Medellin is known as the "City of Eternal Spring" for its temperate climate, probably one of several places in Latin America at high altitudes and low latitudes that can make that claim . Situated in a valley in the central cordillera of the Andes at an altitude of about 4,500 feet Medellin is neither constantly hot like the low latitudes nor chilly like higher-altitude Bogota. I’d be inclined to call it eternal summer rather than spring, though, since most days have high temperatures close to 80*F, more summery than springlike to me. The city’s physical location in a valley in the Andes reminds me a little of Quito, Ecuador.

The city’s other nickname, or at least one it’s trying to give itself, is “Latin America’s Capital of Innovation” for its numerous universities, fledgling technology industry, and interesting mix public transportation. And locals pronounce the name of their city something like MED-e-gene, where the double L that in Spanish is usually pronounced more like the Y in English takes on a strong English J sound. Similarly in these parts, the word for chicken (pollo) sounds more like POI-jo. Nevertheless, I still the Spanish spoken by people in Medellin to be easier to understand than that spoken along the Caribbean coast.

My overnight bus ride from Santa Marta to Medellin took fifteen hours in total and was very uncomfortable. I took a few diphenhydramine pills and must have slept at some points because of my recollection of some wicked dreams. Towards morning I had the sensation the bus was going up steadily for a long time, but between fogged windows and the dark I couldn’t see much . I hope we don’t go over a cliff! At one point I woke up, noticed it was light out, and that the bus was stopped at a rest area. I got up and went out to get a coffee and found out that it was really cold!

The bus dropped a long distance into the valley where Medellin is situated, and I took the Metro from the terminal to the hostel I booked a few blocks from a station in the middle class Las Laureles neighborhood on the west side of town. At about $20/night for a private room with air con and a bathroom in the room, I can’t complain about prices of things in Colombia.

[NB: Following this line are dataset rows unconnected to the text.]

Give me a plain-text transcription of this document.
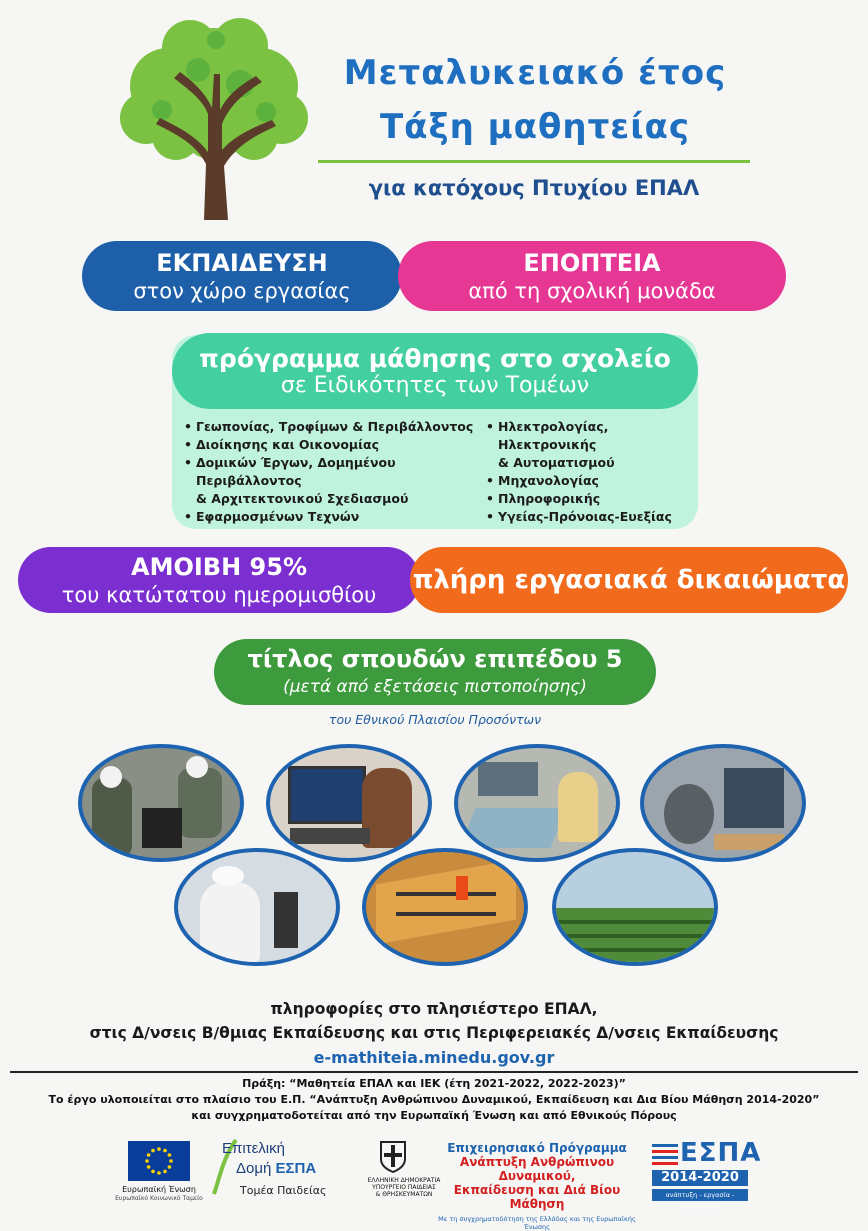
Μεταλυκειακό έτος
Τάξη μαθητείας
για κατόχους Πτυχίου ΕΠΑΛ
ΕΚΠΑΙΔΕΥΣΗ
στον χώρο εργασίας
ΕΠΟΠΤΕΙΑ
από τη σχολική μονάδα
πρόγραμμα μάθησης στο σχολείο
σε Ειδικότητες των Τομέων
• Γεωπονίας, Τροφίμων & Περιβάλλοντος
• Διοίκησης και Οικονομίας
• Δομικών Έργων, Δομημένου Περιβάλλοντος
& Αρχιτεκτονικού Σχεδιασμού
• Εφαρμοσμένων Τεχνών
• Ηλεκτρολογίας, Ηλεκτρονικής
& Αυτοματισμού
• Μηχανολογίας
• Πληροφορικής
• Υγείας-Πρόνοιας-Ευεξίας
ΑΜΟΙΒΗ 95%
του κατώτατου ημερομισθίου πλήρη εργασιακά δικαιώματα
τίτλος σπουδών επιπέδου 5
(μετά από εξετάσεις πιστοποίησης)
του Εθνικού Πλαισίου Προσόντων
πληροφορίες στο πλησιέστερο ΕΠΑΛ,
στις Δ/νσεις Β/θμιας Εκπαίδευσης και στις Περιφερειακές Δ/νσεις Εκπαίδευσης
e-mathiteia.minedu.gov.gr
Πράξη: “Μαθητεία ΕΠΑΛ και ΙΕΚ (έτη 2021-2022, 2022-2023)”
Το έργο υλοποιείται στο πλαίσιο του Ε.Π. “Ανάπτυξη Ανθρώπινου Δυναμικού, Εκπαίδευση και Δια Βίου Μάθηση 2014-2020”
και συγχρηματοδοτείται από την Ευρωπαϊκή Ένωση και από Εθνικούς Πόρους
Ευρωπαϊκή Ένωση
Ευρωπαϊκό Κοινωνικό Ταμείο
Επιτελική
Δομή ΕΣΠΑ
Τομέα Παιδείας
ΕΛΛΗΝΙΚΗ ΔΗΜΟΚΡΑΤΙΑ
ΥΠΟΥΡΓΕΙΟ ΠΑΙΔΕΙΑΣ
& ΘΡΗΣΚΕΥΜΑΤΩΝ
Επιχειρησιακό Πρόγραμμα
Ανάπτυξη Ανθρώπινου Δυναμικού,
Εκπαίδευση και Διά Βίου Μάθηση
Με τη συγχρηματοδότηση της Ελλάδας και της Ευρωπαϊκής Ένωσης
ΕΣΠΑ
2014-2020
ανάπτυξη - εργασία - αλληλεγγύη
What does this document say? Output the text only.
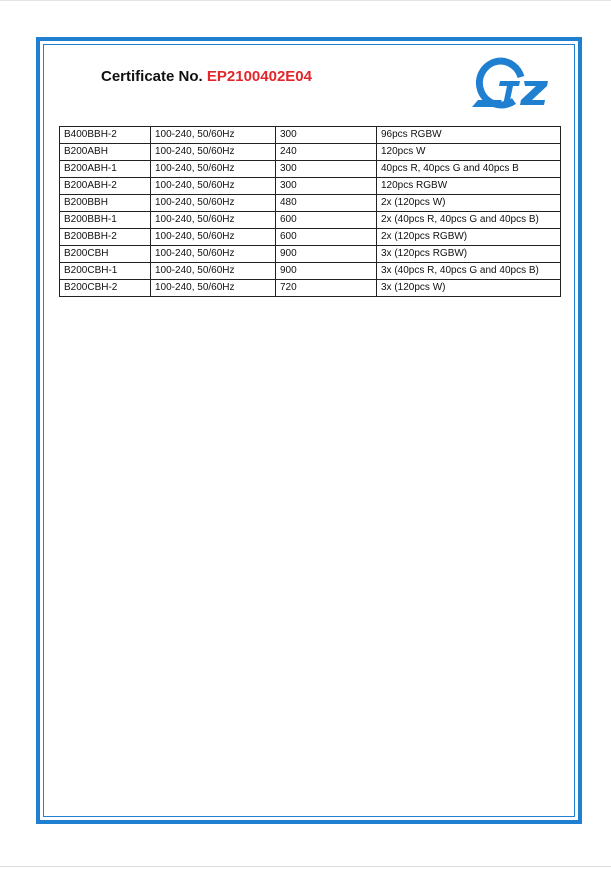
Certificate No. EP2100402E04
B400BBH-2	100-240, 50/60Hz	300	96pcs RGBW
B200ABH	100-240, 50/60Hz	240	120pcs W
B200ABH-1	100-240, 50/60Hz	300	40pcs R, 40pcs G and 40pcs B
B200ABH-2	100-240, 50/60Hz	300	120pcs RGBW
B200BBH	100-240, 50/60Hz	480	2x (120pcs W)
B200BBH-1	100-240, 50/60Hz	600	2x (40pcs R, 40pcs G and 40pcs B)
B200BBH-2	100-240, 50/60Hz	600	2x (120pcs RGBW)
B200CBH	100-240, 50/60Hz	900	3x (120pcs RGBW)
B200CBH-1	100-240, 50/60Hz	900	3x (40pcs R, 40pcs G and 40pcs B)
B200CBH-2	100-240, 50/60Hz	720	3x (120pcs W)
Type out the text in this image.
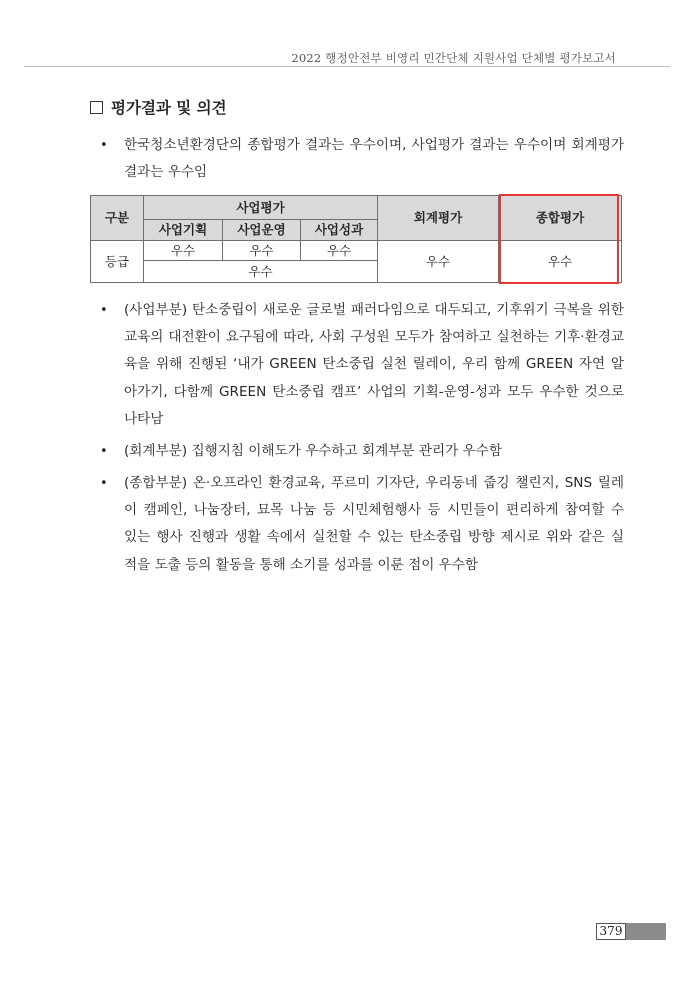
2022 행정안전부 비영리 민간단체 지원사업 단체별 평가보고서
평가결과 및 의견
•	한국청소년환경단의 종합평가 결과는 우수이며, 사업평가 결과는 우수이며 회계평가
결과는 우수임
구분	사업평가			회계평가	종합평가
	사업기획	사업운영	사업성과		
등급	우수	우수	우수	우수	우수
	우수				
•	(사업부분) 탄소중립이 새로운 글로벌 패러다임으로 대두되고, 기후위기 극복을 위한
교육의 대전환이 요구됨에 따라, 사회 구성원 모두가 참여하고 실천하는 기후·환경교
육을 위해 진행된 ‘내가 GREEN 탄소중립 실천 릴레이, 우리 함께 GREEN 자연 알
아가기, 다함께 GREEN 탄소중립 캠프’ 사업의 기획-운영-성과 모두 우수한 것으로
나타남
•	(회계부분) 집행지침 이해도가 우수하고 회계부분 관리가 우수함
•	(종합부분) 온·오프라인 환경교육, 푸르미 기자단, 우리동네 줍깅 챌린지, SNS 릴레
이 캠페인, 나눔장터, 묘목 나눔 등 시민체험행사 등 시민들이 편리하게 참여할 수
있는 행사 진행과 생활 속에서 실천할 수 있는 탄소중립 방향 제시로 위와 같은 실
적을 도출 등의 활동을 통해 소기를 성과를 이룬 점이 우수함
379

I spent the rest of my first day in Medellin in the center of city. There are quite a few interesting things like the Plaza Botero and Museum of Antioquia (the large province where Medellin is located). The city center is busy but heavy on very dated looking office towers from South America’s 1970s boom. Like elsewhere in Latin America, rich folks have moved to suburban satellites where they’ve built their new Zona Rosas leaving traditional downtowns a bit on the shabby side. Medellin is also a very modern city without a significant old town, just a church here and a monument there but little dating back to colonial times. That said, most of Medellin is unusually clean for a big city in Latin America and people take pride in transformation of city over last 15 to 20 years into one of most livable in Latin America .

One of those monuments is the Museo de a Memoria, opened in 2012 to memorialize victims of Medellin’s violent past. Medellin was synonymous with earthly hell for decades, especially through the 1990s. The museum is similar to others in Lima and Santiago and Central American nations that recount the dark events of a not too distant past in Latin America. The displays provide lots of stats in interesting interactive exhibits. One exhibit listed annual crimes of various sorts by year in the city, most notably homicides which peaked at nearly 9,000 in some years in early 1990s but are down to less than 500 in recent years. That’s probably still not a great ratio by international standards but is an almost 95% improvement in a city of around three million inhabitants.

I later came across the location where one of the most notorious events of Medellin’s era of violence took place, the Plaza de San Antonio. There a car bomb went off at a peace rally in 1995 killing dozens of people standing around Fernando Botero’s “Bird of Peace” statue on the plaza . Botero insisted the remains be left in place is a somewhat reassembled form. He then created a copy of the original which stands beside it.

One thing I did not do in Medellin was go on one of the various popular Pablo Escobar themed tours around the city which go to some of the drug lord’s hideouts and hangouts in the years before he was killed in 1993. One such tour on weekends (I was in Medellin during the week) even meets with Roberto Escobar, Pablo’s brother and the Medellin Cartel’s chief accountant, who has been released after many years in prison. Although some people make money from the tours, my impression is that most people in Medellin disapprove of the tours which confer an elevated status to Escobar of which he’s not deserving.